Pappa asegura que le ofreció otros medios de pago que, sin ser metálico, no requerían POS, y también que le pidiera dinero prestado a sus compañeros -el viaje era hasta el trabajo de la pasajera y sumó 134 pesos- pero ella no lo aceptó. “Se puso como loca, está todo grabado”, afirma, acusando a Romina de intentar arrancarle el micrófono de la radio.

“Si ella me hubiera tratado con respeto la situación hubiera sido diferente”, manifestó, acusando a la pasajera de “agredir y escudarse en su feminidad”.

En cuanto a las razones por la que reinició la marcha, explicó que pretendía dirigirse a la comisaría más cercana, situada a unas diez cuadras, algo que -aseguró-es lo que se hace en los casos en los que el cliente se niega a abonar.

“Si llamó a la policía, el patrullero puede tardar unos veinte minutos, y la comisaría quedaba cerca. En estos casos se va a la comisaría, se toman los datos del caso y luego el pasajero paga ahí y uno pasa a cobrar”, expresó.

Asimismo, detalló que cuando el taxi se pone en movimiento las puertas del coche se traban automáticamente, pero que el pasajero “puede abrirlas desde adentro sin problemas”.

“Ahora actuará Fiscalía y el Juzgado, porque acá se tergiversaron los hechos. Se me suspende de mis funciones, se me causa daño moral, psicológico y económico”, enumeró el taxista, afirmando que Romina “va a tener que salir a los mismos medios a retractarse”.

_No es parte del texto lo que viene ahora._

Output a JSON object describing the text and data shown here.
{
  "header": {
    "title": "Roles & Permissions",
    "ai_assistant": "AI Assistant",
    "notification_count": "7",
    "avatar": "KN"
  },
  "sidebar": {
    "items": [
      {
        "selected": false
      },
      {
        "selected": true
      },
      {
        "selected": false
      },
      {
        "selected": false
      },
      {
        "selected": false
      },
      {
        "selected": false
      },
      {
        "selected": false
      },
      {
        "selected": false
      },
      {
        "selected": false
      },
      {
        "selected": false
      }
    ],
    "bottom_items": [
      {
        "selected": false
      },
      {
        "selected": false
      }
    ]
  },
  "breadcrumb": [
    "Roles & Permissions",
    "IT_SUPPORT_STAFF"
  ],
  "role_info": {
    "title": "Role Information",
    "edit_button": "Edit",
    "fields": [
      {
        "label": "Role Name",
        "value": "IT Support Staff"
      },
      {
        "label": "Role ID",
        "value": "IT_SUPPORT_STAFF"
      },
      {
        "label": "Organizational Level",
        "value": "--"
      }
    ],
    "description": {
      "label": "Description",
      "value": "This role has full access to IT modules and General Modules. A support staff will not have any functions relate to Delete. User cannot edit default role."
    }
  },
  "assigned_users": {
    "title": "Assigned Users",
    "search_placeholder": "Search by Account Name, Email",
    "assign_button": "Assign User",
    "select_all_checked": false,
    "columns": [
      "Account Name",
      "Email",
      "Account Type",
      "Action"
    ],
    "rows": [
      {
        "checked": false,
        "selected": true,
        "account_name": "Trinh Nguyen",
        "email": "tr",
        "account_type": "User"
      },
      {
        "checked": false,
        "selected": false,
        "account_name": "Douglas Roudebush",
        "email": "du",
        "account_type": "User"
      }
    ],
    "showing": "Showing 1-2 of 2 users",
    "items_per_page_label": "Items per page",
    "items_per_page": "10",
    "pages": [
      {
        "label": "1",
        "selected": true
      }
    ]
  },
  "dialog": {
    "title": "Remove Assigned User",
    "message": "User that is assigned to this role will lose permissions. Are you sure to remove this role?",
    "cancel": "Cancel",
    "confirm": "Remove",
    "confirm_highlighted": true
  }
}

Según Pappa, “las cámaras de la Intendencia, las del Ministerio del Interior y la grabación del taxi” convalidarían su versión “Ella no estuvo en el coche más que los nueve minutos que duré el viaje. No hay nada ilegal no hay secuestro: una persona que no paga es conducida a la comisaría”.

También rechazó las acusaciones de maltrato verbal mencionadas por Romina, quien había dicho que al bajar vehículo, el taxista había esgrimido el ticket impago diciendo “ya sé como me lo voy a cobrar”.

“No dije eso. Sólo saqué el ticket y no lo liquidé, no se cobró, porque no iba a seguir perdiendo tiempo y dinero”, y acusó a la joven de “estar alucinando bajo los efectos de medicación o alguna otra cosa”.

Por otra parte, denunció presiones de la Intendencia de Montevideo para que se procediera a su suspensión. También negó version acerca de su posesión de antecedentes por riña.

Este último extremo, sin embargo, fue desmentido por Daniel Reinoso, administrador del taxi en el que trabaja, en declaraciones también a Informativos Carve.

Entrevistado por el noticiero, Reinoso explicó que Pappa trabaja hace un año con él y que nunca tuvo un problema. En cuanto a la suspensión, dijo que la única intervención de la Intendencia fue comunicarse con la empresa de taxímetros para explicar que el propietario del coche debería presentarse a dar sus explicaciones.

En cuanto a la suspensión, dijo que se tomó la decisión con carácter preventivo “hasta que se aclare” la situación, agregando que no cree que haya ningún inconveniente con el chofer.

Reinoso recordó que desde la empresa se indica a los choferes que traten de evitar meterse en problemas por este tipo de casos, dado que suelen derivar en trámites burocráticos inconducentes “que sólo hacen perder más tiempo”.

Si enmabrgo, consideró que en el día a día de los trabajadores no es raro que se encuentren con pasajeros que intentan no pagar, y que esto a veces genera enojos.